Nested mail merge also works with a custom implementation of IMailMergeDataSource interface. When a nested pair of RangeStart: nestedRangeName and RangeEnd: nestedRangeName fields is encountered, child records for that nested range will be requested from the IMailMergeDataSource by using the IMailMergeDataSource TryGetValue(String, Object ) method and passing the nestedRangeName as a valueName parameter value.

Mail merge formatting

Mail merge supports CharacterFormat.Language specified on or resolved from Field.CharacterFormat which identifies the language used for formatting values of fields which have date/time formatting field switch \@ or numeric formatting field switch \# in their instruction text.

Tip Tip

To view or add field formatting switches with Microsoft Word, press Alt + F9 to toggle field codes.

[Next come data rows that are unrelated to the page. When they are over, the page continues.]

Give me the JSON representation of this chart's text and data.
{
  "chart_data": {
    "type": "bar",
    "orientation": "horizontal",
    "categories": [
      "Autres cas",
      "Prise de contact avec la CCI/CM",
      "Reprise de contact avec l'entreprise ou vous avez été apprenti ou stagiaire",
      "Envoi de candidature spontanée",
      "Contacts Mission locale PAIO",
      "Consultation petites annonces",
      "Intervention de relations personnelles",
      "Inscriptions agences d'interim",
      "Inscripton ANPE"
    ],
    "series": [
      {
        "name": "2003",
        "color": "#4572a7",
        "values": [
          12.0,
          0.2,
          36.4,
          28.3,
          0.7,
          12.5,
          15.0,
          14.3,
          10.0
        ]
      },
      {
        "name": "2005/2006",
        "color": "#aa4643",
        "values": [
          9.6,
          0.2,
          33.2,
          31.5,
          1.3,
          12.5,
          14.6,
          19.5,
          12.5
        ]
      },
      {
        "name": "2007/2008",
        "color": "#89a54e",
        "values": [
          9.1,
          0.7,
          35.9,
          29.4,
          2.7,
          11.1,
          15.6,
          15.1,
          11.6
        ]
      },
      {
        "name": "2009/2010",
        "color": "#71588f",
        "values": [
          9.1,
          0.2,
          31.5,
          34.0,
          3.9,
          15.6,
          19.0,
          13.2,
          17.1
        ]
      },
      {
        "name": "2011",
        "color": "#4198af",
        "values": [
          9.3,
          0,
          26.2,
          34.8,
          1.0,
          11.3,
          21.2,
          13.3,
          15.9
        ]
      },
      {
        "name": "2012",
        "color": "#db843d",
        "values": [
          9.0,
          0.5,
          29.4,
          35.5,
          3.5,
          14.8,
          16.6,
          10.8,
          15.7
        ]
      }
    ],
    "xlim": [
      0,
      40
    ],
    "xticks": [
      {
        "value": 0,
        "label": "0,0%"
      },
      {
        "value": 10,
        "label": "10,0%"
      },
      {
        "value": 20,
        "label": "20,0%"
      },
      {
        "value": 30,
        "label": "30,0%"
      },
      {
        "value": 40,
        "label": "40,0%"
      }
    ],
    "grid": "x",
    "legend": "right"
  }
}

For example, following Word document field code { MERGEFIELD Date \@ "yyyy-MM-dd" } represents merge field with name Date and date/time formatting switch \@ with argument yyyy-MM-dd.

Tip Tip

Date/time formatting field switch \@ supports all Standard Date and Time Format Strings and Custom Date and Time Format Strings.

Numeric formatting field switch \# supports all Standard Numeric Format Strings and Custom Numeric Format Strings.

Mail merge formatting process uses IFormattable interface to format the value, if date / time formatting field switch \@ or numeric formatting field switch \# is present in the field's instruction text, otherwise IConvertible interface is used.

Mail merge options

Mail merge functionality is exposed through MailMerge type and its flexibility allows further customizations and operations by changing or using the following members:

  • ClearOptions - used to specify if merge fields for which no data has been found in the mail merge data source or ranges, paragraphs and table rows which contained merge fields but none of them has been merged, should be removed in the mail merge process. See mail merge clear options sample.

  • FieldMerging - event that allows you to intercept every mail merge operation and customize the data importation process.

  • FieldMappings - used if merge field name and data source property / column name are different, but they should be merged.

    Note Note

    Merge field names and data source property / column names comparisons in mail merging are case-insensitive, regardless whether you use FieldMappings or not.

    So, for example, merge field named fULLnAME will be successfully replaced with a value of a data source property / column named FullName.

  • RangeStartPrefix and RangeEndPrefix - if you have already used some other document processing component for mail merge, and that component required those merge fields that represent mail merge range beginning and end to start with some prefix other than RangeStart: and RangeEnd:, which are used by default in GemBox.Document, you can continue using those prefixes. You don't need to change your template document, just inform GemBox.Document mail merge engine about new prefixes, by changing these properties.

  • RemoveMergeFields - removes all merge fields or mail merge related fields from the document.

    Note Note

    Except MergeField field, GemBox.Document mail merge engine also supports the following mail merge related fields:

    • Next - used to move to the next record in the data source.

    • MergeRec - used to print the number of the corresponding merged data record.

    • MergeSeq - used to print the number of data records which have been successfully merged.

  • GetMergeFieldNames  - used for diagnostics, to retrieve all field names in the document.